As to all of your other questions. Everything was perfect until 15,000 miles. I've changed absolutely nothing. Same fuel stations, usually Loves because it's hard to go anyplace but a truck stop with the toy hauler, Amsoil at 7.5k, new OEM AB filter.
I will reiterate, it was fine until around 15k and since then it's been getting worse and worse.
Talking to my service advisor he said his techs DESPISE working on the '19 and above Cummins trucks. Endless returns because they didn't fix it the first time. He said the Star techs act like they've never heard of any issues with the trucks.

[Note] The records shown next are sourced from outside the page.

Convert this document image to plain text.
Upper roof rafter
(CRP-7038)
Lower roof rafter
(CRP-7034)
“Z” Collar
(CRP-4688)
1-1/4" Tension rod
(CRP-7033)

I used to deal with this with my company that sold business phone systems. A manufacturer called V****i had tech support that would ALWAYS say "We never heard of that." Well, that was a total crock, we already knew a particular software version had a particular fault 100% of the time. Every single company that sold their phone systems knew what the faults were. We'd load different software versions knowing which ones had which problems and wouldn't affect a particular customer. Call in reporting an issue with a new version and they'd act like you were an idiot and it was your fault. We dropped them for a company called NEC that was very receptive to field techs input and rapidly implemented patches.
I think the difference was V****i is a US based company, NEC is a large Japanese company. It was obvious calling tech support, one generally knew less than we did, the other was staffed by very smart technicians and software engineers.
My guess is Stellantis knows the issue but it's cheaper for them to deal with repairs than to do a recall and fix the problem. This is a very traditional way for the manufacturers to handle things like this. It appears the Feds are looking at the K1 failures on '22s. How many of those guys had trouble with Stellantis getting it fixed with many out of pocket unreimbursed expenses? Stellantis KNEW they had a problem but said nothing until it couldn't be ignored.
Note: starred out the US company's name, don't need them to come after me. Any phone guy knows though.